Recursively define a function $f:\kappa\rightarrow\kappa$ so that for all $i<\kappa$, we would have:
$$\lambda_{f(i)}>\sum_{l<i}(\lambda_{f(l)}+\lambda_{j_{f(l)}}).$$

Then, for all $i<\kappa$, let $Z_i:=Y_{f(i)}\setminus\bigcup\left\{ I_\alpha\mid \alpha\in \bigcup_{l<i}Y_{f(l)}\right\}$, and notice that the choice of $f$ insures that $|Z_i|=\lambda_{f(i)}$ for all $i<\kappa$. So in particular, $A:=\bigcup_{i<\kappa}Z_i$ is a subset of size $\lambda$.
Finally, to see that $c“[A]^2=\{0\}$, fix $\alpha_0<\alpha_1$ in $A$. Let $i_0,i_1$ be such that $\alpha_n\in Z_{i_n}$ for all $n<2$. There are two cases to consider:

case 1: $i_0=i_1$. Here, $\{\alpha_0,\alpha_1\}\subseteq Y_{f(i_0)}$. So, by the choice of $Y_{f(i_0)}$, we conclude that $c(\alpha_0,\alpha_1)=0$.

case 2: $i_0<i_1$. Since $\alpha_0\in Z_{i_0}\subseteq Y_{f(i_0)}$, we know that $I_{\alpha_0}$ is disjoint from $Z_{i_1}$. In particular, $\alpha_1$ is not an element of $I_{\alpha_0}$, meaning that $c(\alpha_0,\alpha_1)=0$. $\square$

To see that the preceding theorem is somewhat optimal, we point out the following.

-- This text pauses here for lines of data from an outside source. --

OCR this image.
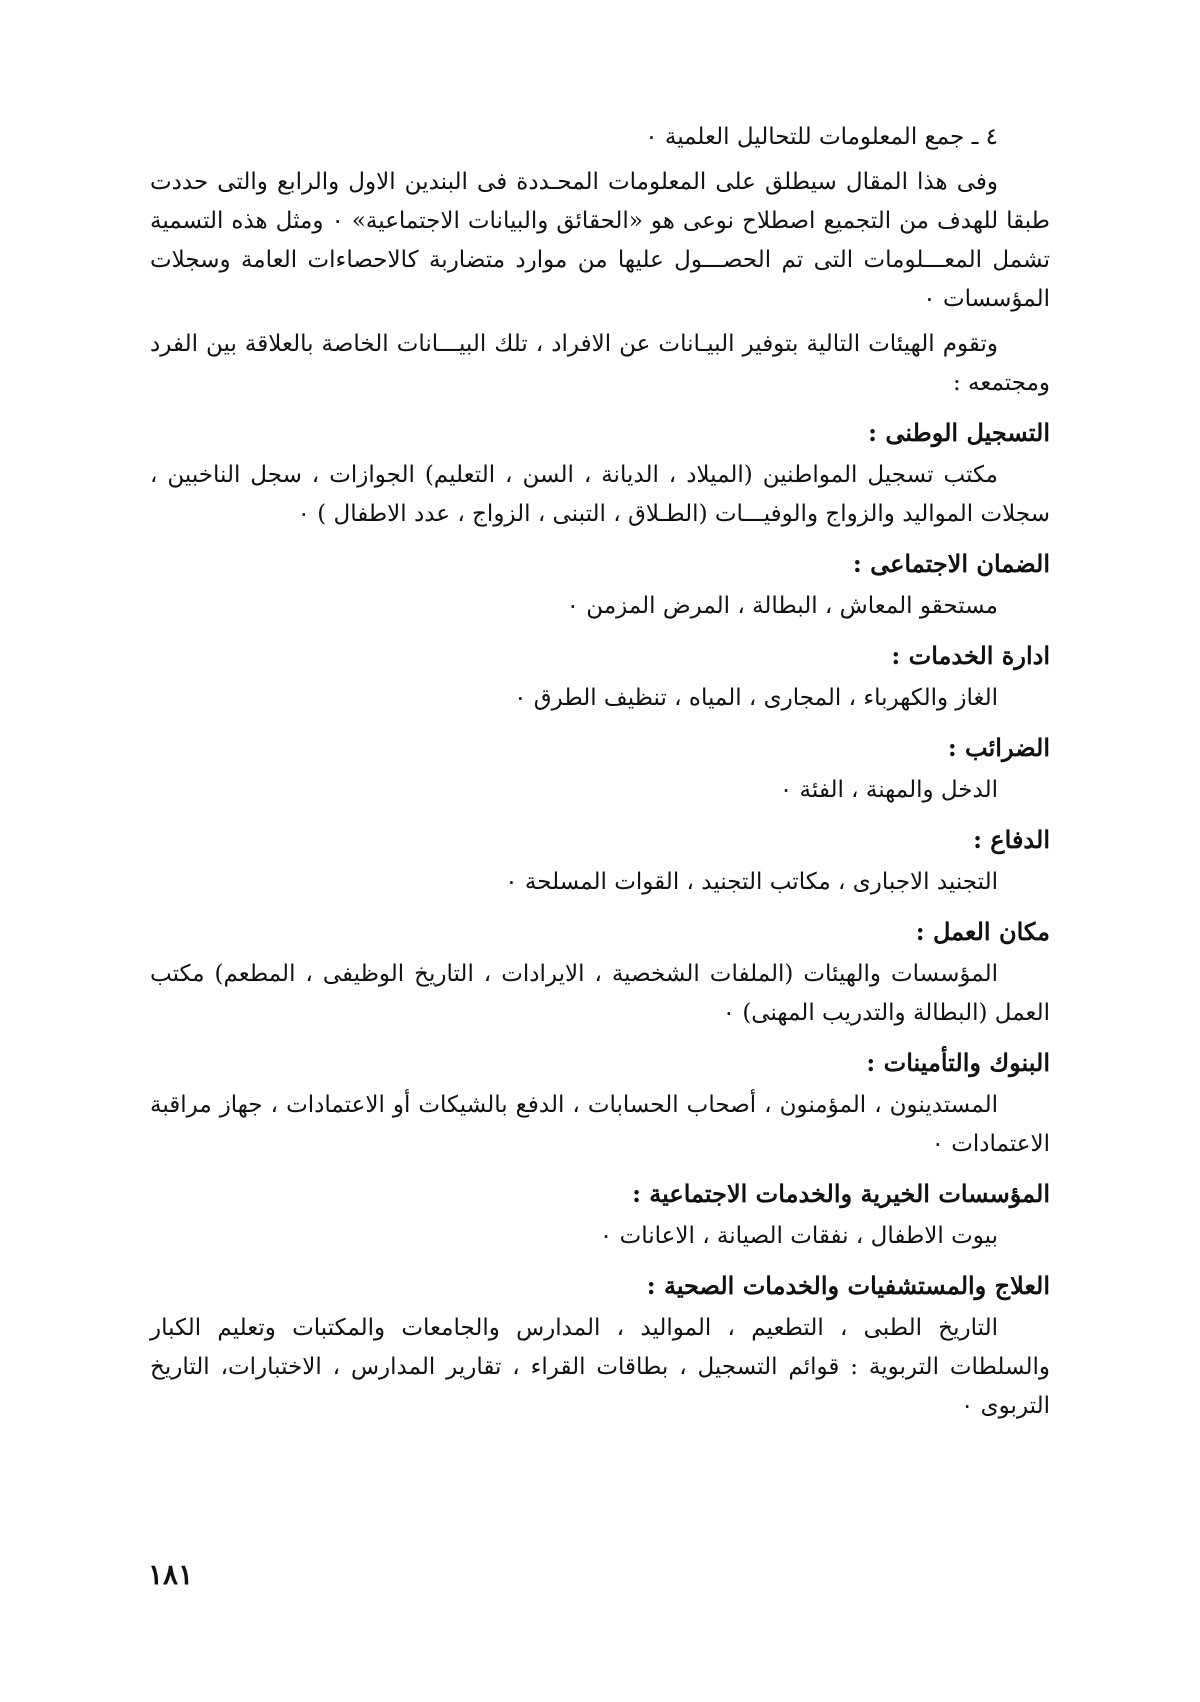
٤ ـ جمع المعلومات للتحاليل العلمية ٠

وفى هذا المقال سيطلق على المعلومات المحـددة فى البندين الاول والرابع والتى حددت طبقا للهدف من التجميع اصطلاح نوعى هو «الحقائق والبيانات الاجتماعية» ٠ ومثل هذه التسمية تشمل المعـــلومات التى تم الحصـــول عليها من موارد متضاربة كالاحصاءات العامة وسجلات المؤسسات ٠

وتقوم الهيئات التالية بتوفير البيـانات عن الافراد ، تلك البيـــانات الخاصة بالعلاقة بين الفرد ومجتمعه :

التسجيل الوطنى :

مكتب تسجيل المواطنين (الميلاد ، الديانة ، السن ، التعليم) الجوازات ، سجل الناخبين ، سجلات المواليد والزواج والوفيـــات (الطـلاق ، التبنى ، الزواج ، عدد الاطفال ) ٠

الضمان الاجتماعى :

مستحقو المعاش ، البطالة ، المرض المزمن ٠

ادارة الخدمات :

الغاز والكهرباء ، المجارى ، المياه ، تنظيف الطرق ٠

الضرائب :

الدخل والمهنة ، الفئة ٠

الدفاع :

التجنيد الاجبارى ، مكاتب التجنيد ، القوات المسلحة ٠

مكان العمل :

المؤسسات والهيئات (الملفات الشخصية ، الايرادات ، التاريخ الوظيفى ، المطعم) مكتب العمل (البطالة والتدريب المهنى) ٠

البنوك والتأمينات :

المستدينون ، المؤمنون ، أصحاب الحسابات ، الدفع بالشيكات أو الاعتمادات ، جهاز مراقبة الاعتمادات ٠

المؤسسات الخيرية والخدمات الاجتماعية :

بيوت الاطفال ، نفقات الصيانة ، الاعانات ٠

العلاج والمستشفيات والخدمات الصحية :

التاريخ الطبى ، التطعيم ، المواليد ، المدارس والجامعات والمكتبات وتعليم الكبار والسلطات التربوية : قوائم التسجيل ، بطاقات القراء ، تقارير المدارس ، الاختبارات، التاريخ التربوى ٠

١٨١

Proposition (folklore). $\lambda\rightarrow(\lambda,\omega+1)^2$ fails for every uncountable cardinal $\lambda$ of countable cofinality.
Proof. Suppose that $\lambda>\text{cf}(\lambda)=\omega$. Let $\langle \lambda_n\mid n<\omega\rangle$ denote an increasing sequence of ordinals converging to $\lambda$. Define $f:\lambda\rightarrow\omega$ by letting $f(\alpha):=\min\{n<\omega\mid \alpha<\lambda_n\}$. Define $c:[\lambda]^2\rightarrow\{0,1\}$ by letting $c(\alpha,\beta):=0$ iff $f(\alpha)=f(\beta)$.

Evidently, for every $B\subseteq\lambda$ that satisfies $c“[B]^2=\{1\}$, we have that $f\restriction B$ is order-preserving. In particular, $\text{otp}(B)\le\omega$ for any such $B$. On the other front, as $|f^{-1}\{n\}|<\lambda$ for all $n<\omega$, we get that $c“[A]^2\neq\{0\}$ for every subset $A\subseteq\lambda$ of order-type $\lambda$. Altogether, $c$ witnesses the failure of $\lambda\rightarrow(\lambda,\omega+1)^2$. $\square$.

In an upcoming post, we shall provide a proof for Shelah’s recent extension of the Edros-Dushnik-Miller theorem that handles singular cardinals of uncountable cofinality.